3 Apr 2013 at 8:45 am |

– I usually find a for loop to be more readable, perhaps because I’m a C programmer first and an R programmer second.

In a nutshell. If one were a relational database zealot, or prolog coder, by default, then the “set” based approach is far more natural. And given that user typed R code is nearly (always?) slower than internal R C code, use of set implemented syntax is to be preferred. Better yet, if your data is in a sql database (and you’ve wisely not eaten of Eve’s NoSql apple, have you?), do all that munging over there first. Will save a ton effort and headache.

3 Apr 2013 at 2:37 pm |

I guess you forgot the [i] in the mx assignment.

I mean:

> system.time({

+ mx <- rep(NA, nrow(x))

+ for(i in 1:nrow(x)) mx[i] <- max(x[i,])

+ })

3 Apr 2013 at 3:12 pm |

Oops; thanks! I updated the post….

3 Apr 2013 at 11:02 pm |

I also found that loop is faster than *apply in some cases. Especially if the object is very big. (or the returning object is big)

For looping, we can compile the code to boost up the speed. For *apply, we can make it parallel to boost up the speed.

To me, if the work is computation intensive then i would prefer apply.

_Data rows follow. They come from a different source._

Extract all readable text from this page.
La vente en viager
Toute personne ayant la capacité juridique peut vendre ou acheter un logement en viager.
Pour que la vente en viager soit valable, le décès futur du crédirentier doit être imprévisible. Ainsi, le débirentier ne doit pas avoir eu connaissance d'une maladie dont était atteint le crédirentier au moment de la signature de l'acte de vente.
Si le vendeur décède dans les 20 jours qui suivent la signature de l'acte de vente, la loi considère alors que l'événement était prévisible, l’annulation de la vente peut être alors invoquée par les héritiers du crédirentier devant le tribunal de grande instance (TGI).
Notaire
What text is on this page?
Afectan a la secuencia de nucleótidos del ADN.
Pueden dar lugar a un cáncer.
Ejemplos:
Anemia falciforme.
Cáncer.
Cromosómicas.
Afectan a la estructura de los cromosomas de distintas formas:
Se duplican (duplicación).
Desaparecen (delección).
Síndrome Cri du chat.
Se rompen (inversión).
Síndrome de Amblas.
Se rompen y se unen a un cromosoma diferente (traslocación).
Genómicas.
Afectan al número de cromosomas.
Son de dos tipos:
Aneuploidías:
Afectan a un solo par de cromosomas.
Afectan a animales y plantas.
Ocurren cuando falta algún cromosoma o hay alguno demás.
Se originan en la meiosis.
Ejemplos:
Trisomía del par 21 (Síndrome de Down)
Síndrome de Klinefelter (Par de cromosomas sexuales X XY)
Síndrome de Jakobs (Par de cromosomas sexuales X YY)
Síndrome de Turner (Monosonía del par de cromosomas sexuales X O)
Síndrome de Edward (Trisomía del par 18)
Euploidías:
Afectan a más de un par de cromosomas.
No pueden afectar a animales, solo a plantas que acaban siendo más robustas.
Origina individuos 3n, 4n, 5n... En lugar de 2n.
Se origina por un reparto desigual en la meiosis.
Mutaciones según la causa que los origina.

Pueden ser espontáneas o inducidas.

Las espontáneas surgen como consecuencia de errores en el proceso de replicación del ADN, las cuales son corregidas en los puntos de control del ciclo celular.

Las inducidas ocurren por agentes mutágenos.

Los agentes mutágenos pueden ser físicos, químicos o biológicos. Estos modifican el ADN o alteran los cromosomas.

If the data object is large or require nested looping, then i would prefer looping.

Here is an example based on your code :

> library(compiler)

> library(parallel)

>

> n x

> f <- cmpfun(function(x){

+ mx <- rep(NA, nrow(x))

+ for(i in 1:nrow(x)) mx[i]

> system.time({

+ mx <- rep(NA, nrow(x))

+ for(i in 1:nrow(x)) mx[i]

> system.time(mx2

> system.time({ mx3

> cl=makeCluster(detectCores())

> clusterExport(cl,”x”)

>

> system.time(mx2

>

3 Apr 2013 at 11:10 pm |

One more point here,

lapply would be faster than apply

system.time(mx2 <- apply(x, 1, max))

system.time(mx2 <- lapply(1:nrow(x), function(z) max(x[z,]) ))

sorry, the code seems to be truncated. Let me try it again:

n <- 40000

x <- matrix(rnorm(400*n), ncol=400)

f <- cmpfun(function(x){

mx <- rep(NA, nrow(x))

for(i in 1:nrow(x)) mx[i] <- max(x[i,])

})

system.time({

mx <- rep(NA, nrow(x))

for(i in 1:nrow(x)) mx[i] <- max(x[i,])

})

system.time(mx2 <- apply(x, 1, max))

system.time(mx2 <- lapply(1:nrow(x), function(z) max(x[z,]) ))

system.time({ mx3<-f(x)})

cl=makeCluster(detectCores())

clusterExport(cl,"x")

system.time(mx2 <- parSapply(cl,1:nrow(x),function(z) max(x[z,]) ))

5 Apr 2013 at 5:42 am |

Reblogged this on Easy ML World.

16 Feb 2014 at 2:56 am |

Maybe this comes from the R Inferno — “failing to vectorise” is chapter 3, he makes the point about initialising at full size in ch 2 (gluttons), and he pokes fun at “Speaking R with a strong C accent” (or was it the other way around?) Anyway. He’s a popular source. Could be where the conventional wisdom comes from.